Oh well, I can imagine de Ruyter's issues with this idea. First his ANC baas would tell him "aikona". Then, if implemented, Project Ballie would probably show up many, many inexperienced, incompetent and corrupt "engineers" and the like, all at inflated salaries. Worst of all, as noted, would be if the Ballie Brigade actually got things fixed and running; that would show up the 1994 Eskom ANC Project as the failure it is.
Amusing too is what the ballies would find on re-entry into Eskom, few competent artisans, contractors or clerks etc, no petty cash, little care for the quality of work, little maintenance and a tender system that is likely to spit out an incompetent contractor after a long delay. The ballies would be risking their health!

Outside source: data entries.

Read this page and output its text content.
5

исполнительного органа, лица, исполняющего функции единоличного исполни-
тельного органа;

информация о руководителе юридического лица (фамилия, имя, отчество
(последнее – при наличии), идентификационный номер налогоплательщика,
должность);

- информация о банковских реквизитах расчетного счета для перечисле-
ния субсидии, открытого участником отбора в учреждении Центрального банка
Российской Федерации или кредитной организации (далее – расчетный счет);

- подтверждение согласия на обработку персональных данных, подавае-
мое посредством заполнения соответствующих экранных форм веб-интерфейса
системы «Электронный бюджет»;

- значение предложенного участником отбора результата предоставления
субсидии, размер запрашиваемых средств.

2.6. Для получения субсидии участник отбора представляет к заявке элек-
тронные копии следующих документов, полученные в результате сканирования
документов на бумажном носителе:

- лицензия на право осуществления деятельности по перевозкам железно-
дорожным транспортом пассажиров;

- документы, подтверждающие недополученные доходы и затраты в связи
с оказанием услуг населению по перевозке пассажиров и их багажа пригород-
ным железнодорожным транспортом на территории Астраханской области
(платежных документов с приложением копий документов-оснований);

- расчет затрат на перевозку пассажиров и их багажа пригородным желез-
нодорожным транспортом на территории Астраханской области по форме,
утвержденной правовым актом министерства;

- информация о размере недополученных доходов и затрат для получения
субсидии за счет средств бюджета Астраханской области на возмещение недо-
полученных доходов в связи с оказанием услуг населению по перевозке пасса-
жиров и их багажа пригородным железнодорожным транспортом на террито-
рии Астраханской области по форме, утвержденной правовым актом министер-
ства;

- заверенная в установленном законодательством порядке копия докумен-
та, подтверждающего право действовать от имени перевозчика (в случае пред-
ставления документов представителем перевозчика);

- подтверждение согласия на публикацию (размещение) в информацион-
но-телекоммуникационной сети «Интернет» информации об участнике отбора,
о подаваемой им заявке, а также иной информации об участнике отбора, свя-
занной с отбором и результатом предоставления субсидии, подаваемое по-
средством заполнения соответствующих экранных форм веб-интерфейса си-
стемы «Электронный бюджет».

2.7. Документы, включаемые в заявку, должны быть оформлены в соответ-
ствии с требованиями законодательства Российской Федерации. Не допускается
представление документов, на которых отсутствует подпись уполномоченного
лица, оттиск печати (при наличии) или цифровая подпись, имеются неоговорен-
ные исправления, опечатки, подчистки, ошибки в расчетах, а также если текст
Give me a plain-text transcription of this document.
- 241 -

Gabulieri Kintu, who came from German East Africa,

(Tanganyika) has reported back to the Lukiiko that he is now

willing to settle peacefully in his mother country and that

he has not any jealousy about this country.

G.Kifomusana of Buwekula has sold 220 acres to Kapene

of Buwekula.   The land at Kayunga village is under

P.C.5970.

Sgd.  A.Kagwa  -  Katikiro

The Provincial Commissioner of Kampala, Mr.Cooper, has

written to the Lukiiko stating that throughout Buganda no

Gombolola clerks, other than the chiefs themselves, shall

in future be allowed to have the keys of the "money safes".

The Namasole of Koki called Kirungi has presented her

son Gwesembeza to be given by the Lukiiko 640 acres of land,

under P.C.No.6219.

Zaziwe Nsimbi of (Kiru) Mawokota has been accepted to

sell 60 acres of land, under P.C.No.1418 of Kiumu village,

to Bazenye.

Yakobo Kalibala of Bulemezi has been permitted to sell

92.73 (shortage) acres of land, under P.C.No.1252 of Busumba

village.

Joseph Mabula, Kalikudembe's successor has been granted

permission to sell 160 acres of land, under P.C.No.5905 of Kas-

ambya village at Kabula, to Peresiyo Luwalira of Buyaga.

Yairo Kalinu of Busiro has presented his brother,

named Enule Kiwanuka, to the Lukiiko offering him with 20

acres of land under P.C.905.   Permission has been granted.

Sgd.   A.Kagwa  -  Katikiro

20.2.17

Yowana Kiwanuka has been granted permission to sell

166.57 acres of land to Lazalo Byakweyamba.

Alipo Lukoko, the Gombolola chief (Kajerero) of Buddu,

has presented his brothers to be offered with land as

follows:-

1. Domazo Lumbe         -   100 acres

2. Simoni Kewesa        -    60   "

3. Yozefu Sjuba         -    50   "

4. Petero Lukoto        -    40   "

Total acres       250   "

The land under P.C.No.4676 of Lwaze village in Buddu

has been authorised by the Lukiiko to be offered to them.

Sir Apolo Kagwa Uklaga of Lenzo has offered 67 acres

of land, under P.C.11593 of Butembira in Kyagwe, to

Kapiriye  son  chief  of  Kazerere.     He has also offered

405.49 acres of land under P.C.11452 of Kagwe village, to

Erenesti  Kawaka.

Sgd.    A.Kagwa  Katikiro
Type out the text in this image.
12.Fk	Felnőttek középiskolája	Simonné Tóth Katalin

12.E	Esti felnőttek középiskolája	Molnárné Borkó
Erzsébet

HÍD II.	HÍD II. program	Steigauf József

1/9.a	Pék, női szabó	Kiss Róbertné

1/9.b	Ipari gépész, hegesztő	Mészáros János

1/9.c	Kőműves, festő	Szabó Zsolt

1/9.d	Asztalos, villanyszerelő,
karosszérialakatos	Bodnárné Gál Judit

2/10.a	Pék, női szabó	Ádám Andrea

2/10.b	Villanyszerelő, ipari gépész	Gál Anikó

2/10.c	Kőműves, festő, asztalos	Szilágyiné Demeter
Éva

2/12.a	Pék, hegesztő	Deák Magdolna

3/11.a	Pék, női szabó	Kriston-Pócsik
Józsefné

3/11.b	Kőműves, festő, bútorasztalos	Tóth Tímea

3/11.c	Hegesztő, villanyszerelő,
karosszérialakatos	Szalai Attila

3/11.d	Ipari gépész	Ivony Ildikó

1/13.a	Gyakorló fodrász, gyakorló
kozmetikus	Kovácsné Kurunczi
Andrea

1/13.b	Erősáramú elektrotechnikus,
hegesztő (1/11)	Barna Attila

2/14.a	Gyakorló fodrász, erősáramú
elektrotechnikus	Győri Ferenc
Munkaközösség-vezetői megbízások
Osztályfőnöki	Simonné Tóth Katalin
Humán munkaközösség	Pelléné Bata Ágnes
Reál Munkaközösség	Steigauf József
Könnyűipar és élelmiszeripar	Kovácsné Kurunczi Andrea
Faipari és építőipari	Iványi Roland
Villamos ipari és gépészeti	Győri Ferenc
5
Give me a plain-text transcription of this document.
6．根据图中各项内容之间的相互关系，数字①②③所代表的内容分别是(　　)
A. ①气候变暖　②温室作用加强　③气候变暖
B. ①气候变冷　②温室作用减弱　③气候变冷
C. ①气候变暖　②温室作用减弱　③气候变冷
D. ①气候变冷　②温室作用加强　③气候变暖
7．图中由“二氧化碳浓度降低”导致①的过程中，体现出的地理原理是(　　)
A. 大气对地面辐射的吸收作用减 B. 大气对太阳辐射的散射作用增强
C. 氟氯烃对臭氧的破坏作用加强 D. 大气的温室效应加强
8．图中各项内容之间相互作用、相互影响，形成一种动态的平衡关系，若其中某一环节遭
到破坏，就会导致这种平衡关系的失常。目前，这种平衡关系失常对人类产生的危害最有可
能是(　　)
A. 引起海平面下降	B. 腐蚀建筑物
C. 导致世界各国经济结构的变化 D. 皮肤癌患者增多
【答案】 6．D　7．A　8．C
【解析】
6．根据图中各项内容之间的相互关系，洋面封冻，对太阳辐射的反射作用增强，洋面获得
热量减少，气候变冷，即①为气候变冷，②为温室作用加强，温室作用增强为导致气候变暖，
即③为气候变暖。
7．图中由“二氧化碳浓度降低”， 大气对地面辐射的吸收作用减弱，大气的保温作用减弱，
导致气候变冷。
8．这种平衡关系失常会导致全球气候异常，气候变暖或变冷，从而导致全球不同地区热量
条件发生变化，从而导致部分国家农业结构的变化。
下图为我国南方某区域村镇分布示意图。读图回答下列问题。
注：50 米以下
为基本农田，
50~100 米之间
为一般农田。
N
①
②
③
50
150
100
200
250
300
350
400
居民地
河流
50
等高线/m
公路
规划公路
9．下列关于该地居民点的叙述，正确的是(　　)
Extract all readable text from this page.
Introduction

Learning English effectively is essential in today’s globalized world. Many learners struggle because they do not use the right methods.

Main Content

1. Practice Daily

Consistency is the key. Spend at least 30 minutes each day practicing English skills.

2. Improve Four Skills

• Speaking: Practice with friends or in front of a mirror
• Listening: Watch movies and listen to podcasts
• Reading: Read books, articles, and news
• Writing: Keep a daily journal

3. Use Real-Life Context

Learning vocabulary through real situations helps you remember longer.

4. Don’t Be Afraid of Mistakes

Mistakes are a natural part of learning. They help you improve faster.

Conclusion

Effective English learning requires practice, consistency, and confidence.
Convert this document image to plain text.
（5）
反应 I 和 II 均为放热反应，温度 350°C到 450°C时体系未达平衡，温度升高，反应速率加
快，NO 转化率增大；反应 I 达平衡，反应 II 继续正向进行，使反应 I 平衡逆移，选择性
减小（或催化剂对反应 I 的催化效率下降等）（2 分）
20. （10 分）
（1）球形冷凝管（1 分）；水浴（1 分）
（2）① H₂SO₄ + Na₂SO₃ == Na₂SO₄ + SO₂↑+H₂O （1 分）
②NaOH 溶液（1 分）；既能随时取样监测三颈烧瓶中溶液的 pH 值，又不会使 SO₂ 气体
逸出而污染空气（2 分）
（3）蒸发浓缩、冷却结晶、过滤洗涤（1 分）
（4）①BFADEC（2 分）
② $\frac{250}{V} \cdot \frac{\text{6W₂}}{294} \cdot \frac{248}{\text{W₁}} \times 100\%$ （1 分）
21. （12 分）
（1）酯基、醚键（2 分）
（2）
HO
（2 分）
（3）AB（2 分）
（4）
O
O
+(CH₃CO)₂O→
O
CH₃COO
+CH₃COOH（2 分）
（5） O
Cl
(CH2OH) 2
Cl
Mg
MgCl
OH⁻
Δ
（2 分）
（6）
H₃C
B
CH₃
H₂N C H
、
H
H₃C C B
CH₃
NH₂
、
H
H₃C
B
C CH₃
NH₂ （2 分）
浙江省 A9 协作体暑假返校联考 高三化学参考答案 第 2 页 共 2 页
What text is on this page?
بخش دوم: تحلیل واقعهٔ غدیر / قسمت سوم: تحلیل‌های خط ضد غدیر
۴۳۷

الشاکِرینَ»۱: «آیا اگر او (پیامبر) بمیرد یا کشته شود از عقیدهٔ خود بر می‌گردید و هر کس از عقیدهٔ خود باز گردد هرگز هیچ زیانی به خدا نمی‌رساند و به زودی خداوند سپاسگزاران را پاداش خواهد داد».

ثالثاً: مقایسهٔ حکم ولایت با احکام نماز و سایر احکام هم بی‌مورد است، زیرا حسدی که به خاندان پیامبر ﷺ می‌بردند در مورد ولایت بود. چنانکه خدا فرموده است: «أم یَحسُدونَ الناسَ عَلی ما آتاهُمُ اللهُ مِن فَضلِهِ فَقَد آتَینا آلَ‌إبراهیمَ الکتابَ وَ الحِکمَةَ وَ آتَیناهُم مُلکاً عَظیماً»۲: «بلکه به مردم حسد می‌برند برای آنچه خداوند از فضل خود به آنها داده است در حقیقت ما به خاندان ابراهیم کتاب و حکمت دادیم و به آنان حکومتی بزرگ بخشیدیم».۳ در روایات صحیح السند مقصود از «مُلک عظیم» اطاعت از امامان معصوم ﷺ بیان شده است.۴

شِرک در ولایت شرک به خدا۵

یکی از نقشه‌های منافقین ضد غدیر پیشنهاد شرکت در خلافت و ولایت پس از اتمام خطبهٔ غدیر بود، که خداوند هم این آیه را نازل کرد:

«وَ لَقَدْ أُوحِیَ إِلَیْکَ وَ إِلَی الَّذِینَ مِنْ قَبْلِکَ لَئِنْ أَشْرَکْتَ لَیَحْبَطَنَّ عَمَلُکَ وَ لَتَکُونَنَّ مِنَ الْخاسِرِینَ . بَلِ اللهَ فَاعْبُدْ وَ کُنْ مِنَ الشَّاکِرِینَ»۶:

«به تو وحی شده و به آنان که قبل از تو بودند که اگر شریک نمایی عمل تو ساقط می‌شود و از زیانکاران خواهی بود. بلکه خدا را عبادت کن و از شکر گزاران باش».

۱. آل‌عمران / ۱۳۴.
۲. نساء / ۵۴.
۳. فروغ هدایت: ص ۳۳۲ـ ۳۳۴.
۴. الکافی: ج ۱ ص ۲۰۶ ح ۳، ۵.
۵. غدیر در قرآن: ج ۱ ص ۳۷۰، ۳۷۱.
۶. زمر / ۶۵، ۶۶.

Funnily enough some ballies are already partly in the Eskom woodwork, only existing because Eskom don't seem to have people who can do a design, put drawings for construction together and get a job built, even with all the bs relating to their incompetence and borderline corruption (making the contractor use "local" labour, plant and transport, none mentioned in their contract document). Some of the ballies do quite well out of these projects.
The Eskom engineers the ballies interface with are young, pleasant and sharp but very inexperienced and with no mentors or senior engineers in sight who can guide them. Their procurement policies are crazy as well. Less said about this the better.